It’s difficult to make it as a biotech company, I would say stem cell biotechs in general may have an even rougher time, and one such company, Intellicell (Intellicell Biosciences, Inc), is showing a number of signs of distress in my opinion.
An online financial tool predicts the probability of companies going bankrupt within the next 24 months. For Intellicell it estimates a greater than 96% chance of bankruptcy. By comparison another stem cell biotech, Stem Cells Inc., has a less than 1% change of going bankrupt.
How accurate are such tools?
I don’t know, but in a general sense perhaps they can point to concerns about instability.
What’s up with Intellicell these days?
By way of background, in March of 2012 Intellicell received a warning letter from the FDA.
The letter, addressed to Intellicell CEO Dr. Steven Victor, indicated many concerns including more than minimal manipulation of the company’s stem cell product.
I’m not aware of any info indicating that Intellicell has resolved its issues with the FDA. (Intellicell, please fill us in on the status of this situation please!) Note that I have made several attempts to contact Intellicell for comment on their situation before posting this, but have not received any reply.
Intellicell has made a number of filings of events with the SEC recently including one about a week ago detailing (A) departure of an important leader, John Pavia (Senior VP) and (B) a possible eviction notice.
Further, a search of the New York State Supreme Court Records found 5 current or recent cases in which Intellicell is a defendant.

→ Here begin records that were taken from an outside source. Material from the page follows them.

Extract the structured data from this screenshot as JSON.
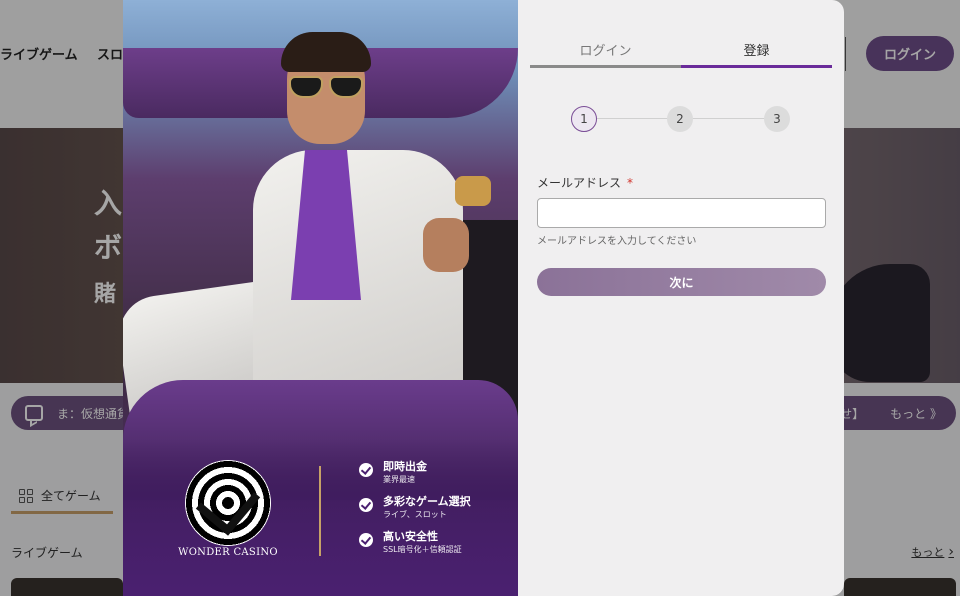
{
  "background": {
    "nav": {
      "live_games": "ライブゲーム",
      "slots_partial": "スロ"
    },
    "header_login_button": "ログイン",
    "hero_lines": [
      "入",
      "ボ",
      "賭"
    ],
    "ticker": {
      "text": "ま：仮想通貨",
      "notice_partial": "らせ】",
      "more": "もっと 》"
    },
    "category_tab": "全てゲーム",
    "section_title": "ライブゲーム",
    "section_more": "もっと"
  },
  "modal": {
    "promo": {
      "logo_text": "WONDER CASINO",
      "features": [
        {
          "title": "即時出金",
          "subtitle": "業界最速"
        },
        {
          "title": "多彩なゲーム選択",
          "subtitle": "ライブ、スロット"
        },
        {
          "title": "高い安全性",
          "subtitle": "SSL暗号化＋信頼認証"
        }
      ]
    },
    "form": {
      "tabs": {
        "login": "ログイン",
        "register": "登録",
        "active": "register"
      },
      "steps": [
        "1",
        "2",
        "3"
      ],
      "current_step": 1,
      "email_label": "メールアドレス",
      "required_mark": "*",
      "email_value": "",
      "email_hint": "メールアドレスを入力してください",
      "next_button": "次に"
    }
  },
  "colors": {
    "accent_purple": "#6a2b9a",
    "button_muted": "#9a84a5",
    "gold": "#c7a267",
    "required": "#d0342c"
  }
}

The plaintiffs include CRAGMOONT CAPITAL LLC, MARC J GOLDSTEIN LITIGATION &, EINWOHNER ETHAN, SHERB & CO LLP, and JKT CONSTRUCTION INC. They are asserting that Intellicell owes them money.
Defendants in the cases include Intellicell, Dr. Victor, Angela Metelitsa (apparently Vice President of business administration at Intellicell), and Anna Rhodes Victor (Dr. Victor’s wife).
What does the future hold?
Of course in any legal case the defendants, for example Intellicell, Dr. Victor, and others here, are innocent unless proven otherwise. In addition, another reason not to count him (or Intellicell) out by any means is that Victor has persisted despite past lawsuits. For instance, New York Magazine did a feature on lawsuits against Victor way back in 2008 (see pic above from that piece).
Let’s see how the company navigates these waters in the coming months. I think there will be lessons for the stem cell field no matter how it goes.
Disclaimer: this post is not intended as financial advice.